I had never previously heard of the emergent church, but the concept intrigued me. I began to research the subject, and learned about some of the movement’s most famous individuals, such as Brian McLaren, Doug Paggit, Tony Jones, and Phyllis Tickle, among others. I decided that 2010 would be the year I learned about the Emerging Church. Throughout that year, I systematically read through the publications of the Emergent Church’s highest-recommended authors.

 

However, during this period of research and information gathering, I also discovered that there was a significant movement against the Emergent Church in the evangelical world, and thus I added some of the prominent opposition writers to my list as well. As 2010 transitioned into 2011, I began to gain a good sense of what the Emergent Church was and what they were trying to accomplish, as well as the main critiques of the movement.

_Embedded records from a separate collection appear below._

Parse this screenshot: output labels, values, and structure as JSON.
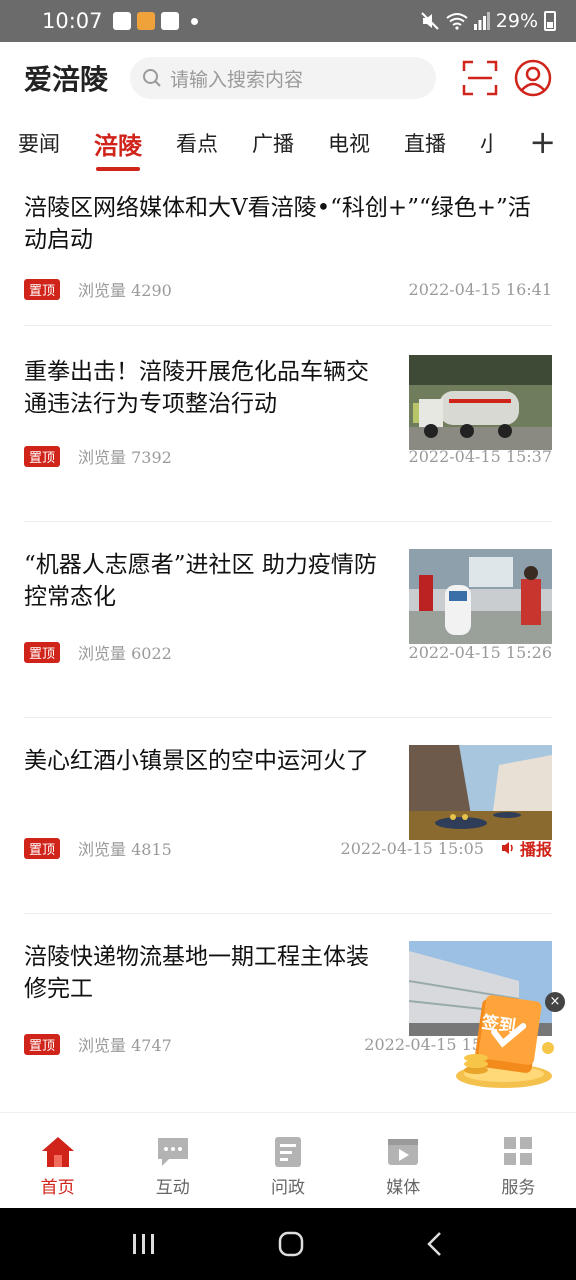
{
  "status_bar": {
    "time": "10:07",
    "battery": "29%"
  },
  "header": {
    "logo": "爱涪陵",
    "search_placeholder": "请输入搜索内容"
  },
  "tabs": [
    "要闻",
    "涪陵",
    "看点",
    "广播",
    "电视",
    "直播",
    "小"
  ],
  "active_tab": "涪陵",
  "tab_add": "+",
  "articles": [
    {
      "title": "涪陵区网络媒体和大V看涪陵•“科创+”“绿色+”活动启动",
      "badge": "置顶",
      "views": "浏览量 4290",
      "date": "2022-04-15  16:41"
    },
    {
      "title": "重拳出击！涪陵开展危化品车辆交通违法行为专项整治行动",
      "badge": "置顶",
      "views": "浏览量   7392",
      "date": "2022-04-15  15:37"
    },
    {
      "title": "“机器人志愿者”进社区  助力疫情防控常态化",
      "badge": "置顶",
      "views": "浏览量   6022",
      "date": "2022-04-15  15:26"
    },
    {
      "title": "美心红酒小镇景区的空中运河火了",
      "badge": "置顶",
      "views": "浏览量   4815",
      "date": "2022-04-15  15:05",
      "broadcast": "播报"
    },
    {
      "title": "涪陵快递物流基地一期工程主体装修完工",
      "badge": "置顶",
      "views": "浏览量   4747",
      "date": "2022-04-15  15"
    }
  ],
  "signin": {
    "label": "签到",
    "close": "×"
  },
  "bottom_nav": [
    {
      "label": "首页",
      "icon": "home-icon"
    },
    {
      "label": "互动",
      "icon": "chat-icon"
    },
    {
      "label": "问政",
      "icon": "form-icon"
    },
    {
      "label": "媒体",
      "icon": "play-icon"
    },
    {
      "label": "服务",
      "icon": "grid-icon"
    }
  ],
  "colors": {
    "accent": "#d0231a",
    "muted": "#9a9a9a"
  }
}
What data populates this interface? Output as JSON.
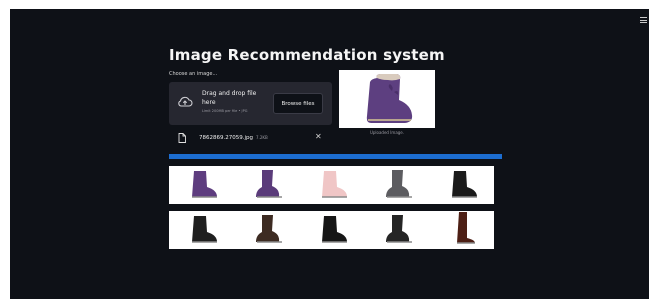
{
  "app": {
    "title": "Image Recommendation system",
    "menu_icon": "hamburger-menu-icon"
  },
  "uploader": {
    "label": "Choose an image...",
    "drop_text": "Drag and drop file here",
    "limit_text": "Limit 200MB per file • JPG",
    "browse_label": "Browse files",
    "upload_icon": "cloud-upload-icon"
  },
  "file": {
    "name": "7862869.27059.jpg",
    "size": "7.2KB",
    "file_icon": "file-icon",
    "close_icon": "close-icon"
  },
  "uploaded": {
    "caption": "Uploaded Image."
  },
  "progress": {
    "value": 1.0,
    "color": "#1c6dd0"
  },
  "recommendations": {
    "row1": [
      {
        "name": "purple-boot",
        "color": "#5e3d7f"
      },
      {
        "name": "purple-bow-boot",
        "color": "#5a3b7a"
      },
      {
        "name": "pink-boot",
        "color": "#f0c6c6"
      },
      {
        "name": "grey-boot",
        "color": "#5c5c60"
      },
      {
        "name": "black-boot",
        "color": "#1b1b1b"
      }
    ],
    "row2": [
      {
        "name": "black-buckle-boot",
        "color": "#1f1f1f"
      },
      {
        "name": "dark-brown-boot",
        "color": "#3d2b22"
      },
      {
        "name": "black-bow-boot",
        "color": "#161616"
      },
      {
        "name": "black-strap-boot",
        "color": "#252525"
      },
      {
        "name": "brown-tall-boot",
        "color": "#4d1f15"
      }
    ]
  }
}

I learned about the implications of their ideas, and what they meant for denominations that chose to embrace the movement. Most importantly, I identified the Emergent Church’s incompatibility with the Adventist Church’s beliefs, message, and mission. It was with great surprise, therefore, that I heard there was a movement within the Seventh-day Adventist Church that was advocating that we embrace the methodology and practices of the Emergent Church.

 

Adventists Embracing Emergent Theology?

A friend emailed me a sermon presented by Pastor Steve Wohlberg. The content of his presentation was on the emergent church. As I listened to the sermon, I learned about a ministry called the ONE Project. After watching the sermon, I googled the ONE Project and began to watch a few of their sermons. I read their description of themselves and their ministry, and noticed that I knew several of the individuals who had founded the ministry, as well as others who were involved in running it.

 

As I continued to watch the videos on the ONE Project website, I realized that Wohlberg had made a mistake in his characterization of the ONE Project as being emerging/emergent. His characterization of the ONE Project didn’t square up with any of the theology or methodology I had discovered in my own research of Emergent Church thought-leaders.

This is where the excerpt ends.